Si yo empiezo buscando un sillón específico, voy a terminar en la casa donde yo ya sabía dónde estaba y no me voy a permitir la posibilidad de ver un sillón escandinavo o uno curvo, por ejemplo. Quizá en mi inconsciente no buscaba sillones curvos porque no me gustaba, pero está bueno mirarlos y considerar otras opciones.

- Nos interesa que nos informe sobre la labor de DINA, la Asociación de Diseñadores Argentinos, recientemente fundada en Córdoba.

Nosotros fundamos DINA. Somos una asociación de diseñadores de Córdoba que hace pie en otras provincias. Tenemos asociados en Mendoza, Santa Fe y Buenos Aires.

La idea es posicionar el diseño en el hogar que debe tener. Queremos llegar no solamente al diseño de interiores en la arquitectura, sino también al diseño industrial, de paisajes, de joyas, textiles y demás. Es decir, queremos llegar a toda la amplitud que el diseño implica.

Creíamos en hacer una asociación desde donde se proyectara todo eso. En abril, mayo, en plena época de pandemia, pudimos juntar toda la papelería y mantener charlas durante el año. Durante los meses siguientes, gracias a la revista Wide Print y su plataforma, pudimos tener una serie de charlas con los referentes de la arquitectura y diseño de interior y comenzar a ver diseño tanto local como de afuera.

Para este año tenemos proyectado muchas más acciones. Tenemos un proyecto muy interesante sobre el color, sobre cómo los colores expresan sensaciones y transmiten un montón de cosas. También estamos trabajando junto a la Municipalidad de Córdoba en acciones que comenzaron en el corredor del Cerro de las Rosas, en la Av. Rafael Núñez y que se va a ampliar a la Tejeda. Vamos a llevar pop up de diseño y de arte.

Hemos tenido la suerte también de que gracias a Lidia Samar y el equipo académico que la acompaña, de la Universidad Provincial de Córdoba, participamos en congresos y jornadas, que son experiencias muy valiosas y enriquecedoras para los asociados.

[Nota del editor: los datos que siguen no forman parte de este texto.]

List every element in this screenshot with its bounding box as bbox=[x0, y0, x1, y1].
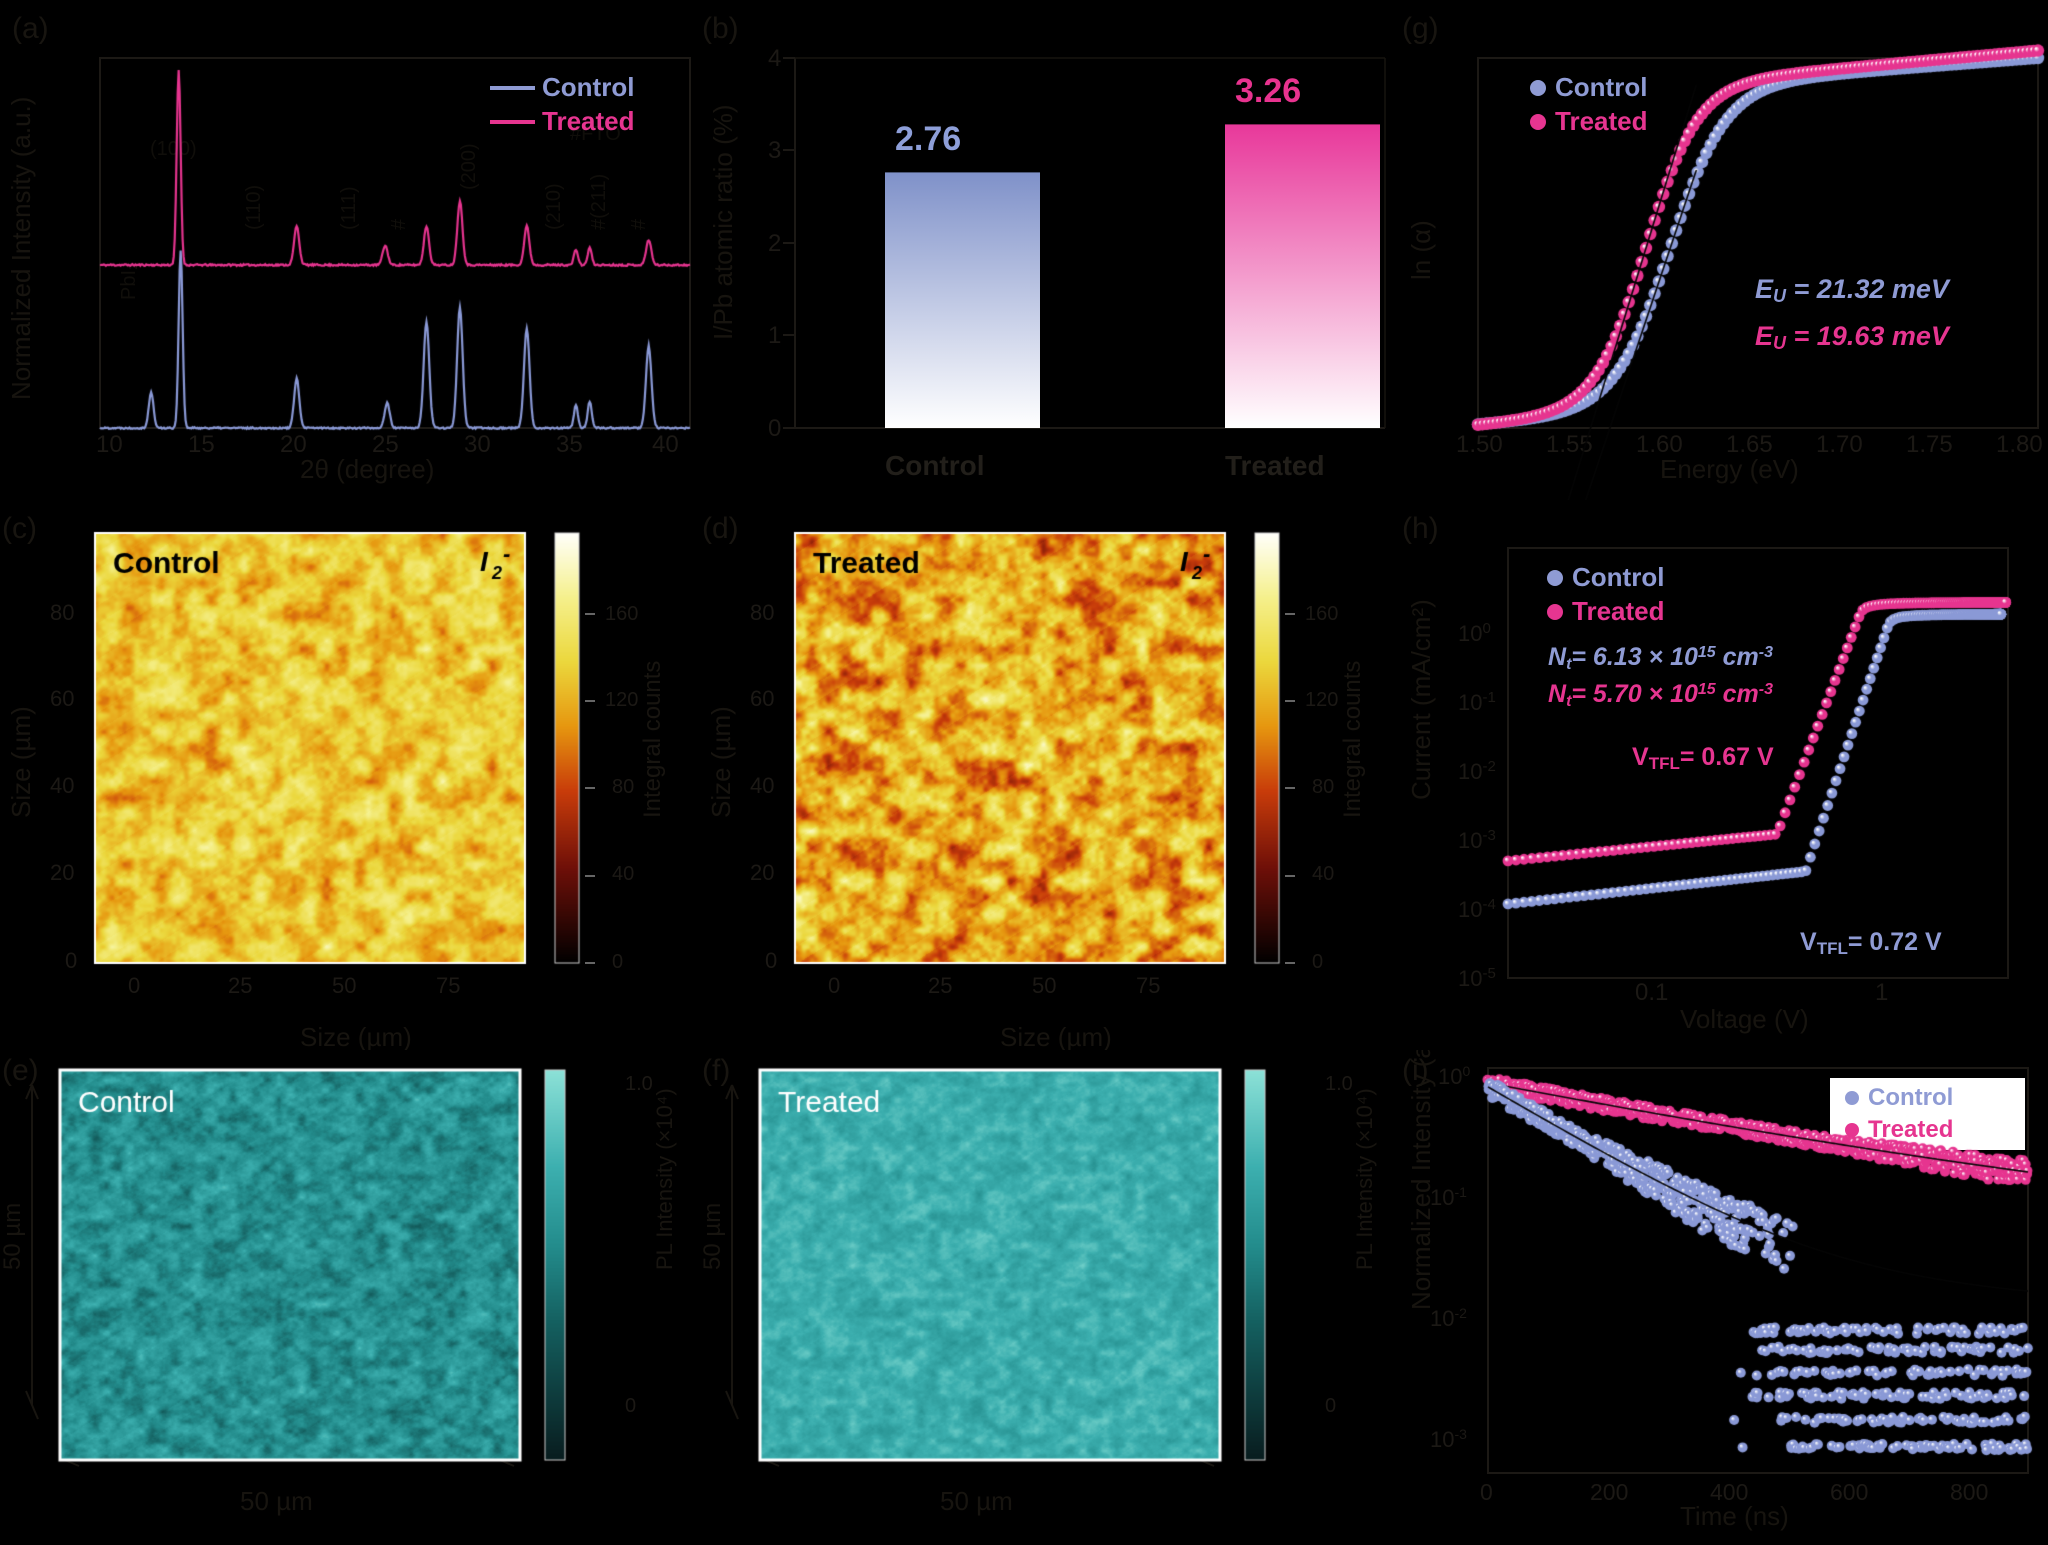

Creo que para poder desarrollar buenos proyectos, interesantes y desafiantes, debemos continuamente formarnos en nuestros materiales, en la historia y conocer la regionalización del diseño. No es lo mismo diseñar el interior de una casa en la Puna, que en Córdoba o la Patagonia. A nosotros en la facultad siempre César Naselli nos hablaba de lo que te dicta el lugar. “El lugar te habla”. 

Nosotros cuando hicimos el hotel de Ansenuza, el lugar nos dictó un montón de cosas. Es como cuando vas a una obra y empezás a recorrer o mirar. Por eso, nosotros desde DINA queremos que eso nos ocurra, que el diseño crezca. Tenemos un equipo muy bueno. Yo soy presidente, pero todos votamos y todos trabajamos.

Para finalizar, quiero agradecerte, Matías, y también a Beatriz Bederian y a la CAMMEC (Cámara de la Madera, Mueble y Equipamiento de Córdoba) por haber pensado en mí y en DINA para abrir esta serie de entrevistas.